Birmingham has been named as Britain's first "biophilic" city at the Institute of Chartered Foresters' (ICF) Trees, People & the Built Environment II conference in the city earlier this month.
Birmingham City Council climate change and sustainability manager Nick Grayson said: "Cities are realising that they have the potential to play a part (in greening measures) themselves, without waiting for governments."
The city's Green Vision links ecosystems services, climate change adaptation, carbon reduction and green jobs and innovation through planning and other policy areas. It has mapped the provision of various indicators such as biodiversity, local climate and recreation, from which it generated an overall "challenge map", said Grayson. "It shows how we are doing. Clusters of poor health coincide with gaps in provision."
The city is also among those working with the Government to develop a 25-year "natural capital plan" for England, due out next year. "We want this for Birmingham at a city level too. It changes how funding operates," said Grayson.
"Retrofitting cities could be a massive global investment opportunity." Birmingham already has 400km of waterways that provide a blueprint for an urban route network, he pointed out.
Welcoming Birmingham's admission, biophilic cities movement co-founder Professor Tim Beatley of the University of Virginia told the conference: "We are hardwired to need nature around us. What the Japanese call 'forest bathing' has been found to reduce stress and boost the immune system. But you can't get your whole fix from two weeks' holiday."

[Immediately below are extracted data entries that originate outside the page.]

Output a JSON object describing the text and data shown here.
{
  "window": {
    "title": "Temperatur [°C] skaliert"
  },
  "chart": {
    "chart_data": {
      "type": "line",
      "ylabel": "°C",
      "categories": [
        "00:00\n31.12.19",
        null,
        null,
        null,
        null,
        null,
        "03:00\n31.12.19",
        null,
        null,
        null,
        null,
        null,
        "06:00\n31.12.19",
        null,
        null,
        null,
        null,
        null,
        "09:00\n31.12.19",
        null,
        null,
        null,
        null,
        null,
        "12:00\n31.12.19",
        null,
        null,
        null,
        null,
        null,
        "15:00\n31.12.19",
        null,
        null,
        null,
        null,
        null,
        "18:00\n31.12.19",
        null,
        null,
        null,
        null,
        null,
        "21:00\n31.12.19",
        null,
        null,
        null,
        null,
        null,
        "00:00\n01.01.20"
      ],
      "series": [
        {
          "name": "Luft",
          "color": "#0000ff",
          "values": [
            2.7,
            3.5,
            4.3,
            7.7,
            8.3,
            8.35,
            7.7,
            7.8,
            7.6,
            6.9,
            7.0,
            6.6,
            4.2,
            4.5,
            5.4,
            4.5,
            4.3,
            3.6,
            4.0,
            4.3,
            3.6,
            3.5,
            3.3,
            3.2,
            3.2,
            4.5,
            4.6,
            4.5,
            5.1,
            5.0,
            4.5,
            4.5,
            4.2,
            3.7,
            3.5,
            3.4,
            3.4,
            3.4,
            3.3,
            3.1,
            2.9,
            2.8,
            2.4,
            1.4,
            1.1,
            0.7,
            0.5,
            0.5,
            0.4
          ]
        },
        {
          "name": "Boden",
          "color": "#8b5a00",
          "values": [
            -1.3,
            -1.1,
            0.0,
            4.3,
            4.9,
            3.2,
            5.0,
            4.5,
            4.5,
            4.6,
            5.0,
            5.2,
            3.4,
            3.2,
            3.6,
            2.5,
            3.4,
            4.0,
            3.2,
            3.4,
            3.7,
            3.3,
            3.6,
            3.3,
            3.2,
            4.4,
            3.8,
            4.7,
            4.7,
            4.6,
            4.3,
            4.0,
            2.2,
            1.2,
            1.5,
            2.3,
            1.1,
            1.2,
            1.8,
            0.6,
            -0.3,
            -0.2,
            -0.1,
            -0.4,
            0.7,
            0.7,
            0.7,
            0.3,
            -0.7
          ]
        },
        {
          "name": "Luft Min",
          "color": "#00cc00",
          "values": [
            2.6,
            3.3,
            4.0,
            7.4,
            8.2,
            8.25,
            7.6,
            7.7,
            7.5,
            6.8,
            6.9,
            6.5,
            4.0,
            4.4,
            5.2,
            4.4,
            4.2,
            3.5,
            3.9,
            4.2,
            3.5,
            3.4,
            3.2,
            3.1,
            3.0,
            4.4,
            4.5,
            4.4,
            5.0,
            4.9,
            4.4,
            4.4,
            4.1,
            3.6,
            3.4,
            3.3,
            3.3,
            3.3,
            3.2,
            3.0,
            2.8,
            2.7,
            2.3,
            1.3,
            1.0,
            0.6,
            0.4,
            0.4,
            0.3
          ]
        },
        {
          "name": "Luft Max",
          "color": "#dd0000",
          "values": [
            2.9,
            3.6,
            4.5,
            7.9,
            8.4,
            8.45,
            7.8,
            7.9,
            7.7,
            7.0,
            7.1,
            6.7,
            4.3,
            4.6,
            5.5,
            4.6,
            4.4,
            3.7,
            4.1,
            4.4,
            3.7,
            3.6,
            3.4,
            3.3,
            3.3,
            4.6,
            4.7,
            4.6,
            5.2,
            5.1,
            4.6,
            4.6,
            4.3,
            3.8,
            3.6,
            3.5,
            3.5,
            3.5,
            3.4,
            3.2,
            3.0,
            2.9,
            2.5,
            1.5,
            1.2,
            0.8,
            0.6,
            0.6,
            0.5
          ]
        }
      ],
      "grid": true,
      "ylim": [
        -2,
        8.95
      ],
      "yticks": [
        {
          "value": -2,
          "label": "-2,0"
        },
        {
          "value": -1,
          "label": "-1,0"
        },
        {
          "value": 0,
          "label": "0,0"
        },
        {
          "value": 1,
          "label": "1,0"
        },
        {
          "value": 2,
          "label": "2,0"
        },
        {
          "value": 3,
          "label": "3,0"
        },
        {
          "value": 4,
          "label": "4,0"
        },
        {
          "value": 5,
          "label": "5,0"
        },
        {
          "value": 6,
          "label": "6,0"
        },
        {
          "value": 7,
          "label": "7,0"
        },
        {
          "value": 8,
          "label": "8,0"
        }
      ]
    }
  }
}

While an analogy can be drawn with recommended daily amounts of food nutrients for good health, what constitutes a daily "serving" of nature remains a moot point, added Beatley. "I hope we can develop a 'Birmingham diet'," he said.
Biophilia Promoting health and well-being
"Biophilia" is an umbrella term for the ways in which interaction with nature promotes human health and well-being. The Biophilic Cities Network - 11 cities that "strive to foster deep connections and daily contact with the natural world" - was established at the University of Virginia in October last year.
Europe is already represented by Oslo and the Basque city Vitoria-Gasteiz, both of which are involved in projects to restore rivers as green arteries.
"There is huge potential for us to learn from other cities," said Birmingham City Council climate change and sustainability manager Nick Grayson.